Dunia membutuhkan kemanusiaan yang lebih berarti. Seperti tragedi Chapecoense, kita tidak mengenal siapa mereka sebelumnya, tidak peduli mereka berasal dari mana atau pandangan politik mereka seperti apa. Satu hal yang jelas, kita merasa sedih ketika mendengar ajal menjemput mereka, saat mereka sedang berjuang demi orang-orang yang mereka sayangi. Entah itu penduduk kota Chapecó, pendukung tim Chapecoense atau bahkan keluarga mereka sendiri.

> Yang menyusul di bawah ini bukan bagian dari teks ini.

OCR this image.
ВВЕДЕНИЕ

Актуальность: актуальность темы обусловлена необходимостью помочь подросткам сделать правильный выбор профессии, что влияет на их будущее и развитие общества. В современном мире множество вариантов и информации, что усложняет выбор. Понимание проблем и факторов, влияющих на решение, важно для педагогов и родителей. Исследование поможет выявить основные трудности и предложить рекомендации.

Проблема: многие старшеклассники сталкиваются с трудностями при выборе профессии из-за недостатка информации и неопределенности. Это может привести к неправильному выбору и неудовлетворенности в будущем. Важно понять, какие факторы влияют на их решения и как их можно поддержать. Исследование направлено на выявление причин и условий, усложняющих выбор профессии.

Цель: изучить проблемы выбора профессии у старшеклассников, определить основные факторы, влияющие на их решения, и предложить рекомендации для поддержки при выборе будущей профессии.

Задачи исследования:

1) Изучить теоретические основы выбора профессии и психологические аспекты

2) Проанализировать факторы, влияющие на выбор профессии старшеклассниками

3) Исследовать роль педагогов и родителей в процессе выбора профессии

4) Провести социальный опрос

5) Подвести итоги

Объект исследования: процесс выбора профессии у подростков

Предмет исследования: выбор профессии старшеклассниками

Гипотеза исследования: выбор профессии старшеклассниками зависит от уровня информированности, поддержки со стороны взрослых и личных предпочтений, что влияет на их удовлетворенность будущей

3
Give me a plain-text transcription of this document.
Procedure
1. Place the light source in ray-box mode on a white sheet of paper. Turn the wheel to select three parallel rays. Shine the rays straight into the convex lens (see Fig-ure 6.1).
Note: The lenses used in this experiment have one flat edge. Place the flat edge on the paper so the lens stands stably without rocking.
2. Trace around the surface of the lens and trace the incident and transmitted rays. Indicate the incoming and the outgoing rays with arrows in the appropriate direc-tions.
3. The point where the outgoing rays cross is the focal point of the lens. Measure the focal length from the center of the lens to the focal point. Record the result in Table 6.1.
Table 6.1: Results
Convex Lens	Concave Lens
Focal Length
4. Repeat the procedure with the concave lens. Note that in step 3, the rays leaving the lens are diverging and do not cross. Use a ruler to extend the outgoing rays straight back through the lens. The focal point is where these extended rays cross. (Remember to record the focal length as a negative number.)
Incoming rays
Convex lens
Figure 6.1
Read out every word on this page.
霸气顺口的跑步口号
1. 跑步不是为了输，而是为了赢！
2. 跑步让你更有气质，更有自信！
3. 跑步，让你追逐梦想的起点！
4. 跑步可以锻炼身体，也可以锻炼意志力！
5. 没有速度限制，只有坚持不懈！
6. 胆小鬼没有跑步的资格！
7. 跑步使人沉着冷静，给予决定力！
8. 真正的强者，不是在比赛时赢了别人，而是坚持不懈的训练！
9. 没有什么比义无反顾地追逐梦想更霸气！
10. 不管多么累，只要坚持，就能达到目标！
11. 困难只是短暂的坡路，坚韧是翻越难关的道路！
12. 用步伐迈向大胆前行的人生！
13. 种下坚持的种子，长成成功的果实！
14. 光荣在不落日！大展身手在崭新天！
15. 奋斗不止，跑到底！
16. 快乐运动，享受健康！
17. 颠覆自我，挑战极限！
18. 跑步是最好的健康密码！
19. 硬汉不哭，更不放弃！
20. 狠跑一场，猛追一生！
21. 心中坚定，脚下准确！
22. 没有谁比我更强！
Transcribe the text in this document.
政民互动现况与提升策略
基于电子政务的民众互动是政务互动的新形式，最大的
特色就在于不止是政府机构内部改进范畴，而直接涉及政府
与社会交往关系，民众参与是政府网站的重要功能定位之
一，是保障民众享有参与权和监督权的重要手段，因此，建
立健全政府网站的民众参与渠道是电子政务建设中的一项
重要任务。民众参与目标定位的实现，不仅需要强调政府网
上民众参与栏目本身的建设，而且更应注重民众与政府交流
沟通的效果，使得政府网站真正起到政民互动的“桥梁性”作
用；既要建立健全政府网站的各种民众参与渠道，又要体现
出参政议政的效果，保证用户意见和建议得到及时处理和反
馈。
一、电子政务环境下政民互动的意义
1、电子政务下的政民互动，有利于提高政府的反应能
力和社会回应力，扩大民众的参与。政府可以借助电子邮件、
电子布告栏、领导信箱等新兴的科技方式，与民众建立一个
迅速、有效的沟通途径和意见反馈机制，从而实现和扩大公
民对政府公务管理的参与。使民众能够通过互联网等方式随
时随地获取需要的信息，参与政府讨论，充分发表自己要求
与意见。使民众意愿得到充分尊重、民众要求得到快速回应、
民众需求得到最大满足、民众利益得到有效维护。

Chapecoense membuat kita belajar, ajal lebih kecil dari titik putih lapangan sepak bola dan datangnya tidak bisa ditebak seperti gol-gol dalam pertandingan sepak bola. Perjuangan mesti ditempuh hingga detik akhir kehidupan dan hidup sangat berharga daripada mengulur waktu.
***
Kota dibalut awan kelabu. Pada hari haru pemakaman Chapecoense, deras hujan mengiringi langkah penduduk kota berdatangan ke stadion Arena Condá, markas Chapocoense. Mereka membawa doa dan airmata yang tak mampu dihapus air hujan. Saya teringat larik-larik sajak Goenawan Mohamad dalam “Lacrimosa” “Mungkin cerita/memang tak bisa berhenti”.
Barangkali penduduk kota Chapecó—atau bahkan kita—membayangkan Chapecoense sedang asyik bermain sepak bola di surga. Melanjutkan mimpi yang terhenti di dunia.
Duka di awal Desember ini, tak akan kekal bagi yang bisa mengambil hikmah dari tragedi itu. Terutama tentang kemanusiaan, semoga tidak tertutup awan kelabu.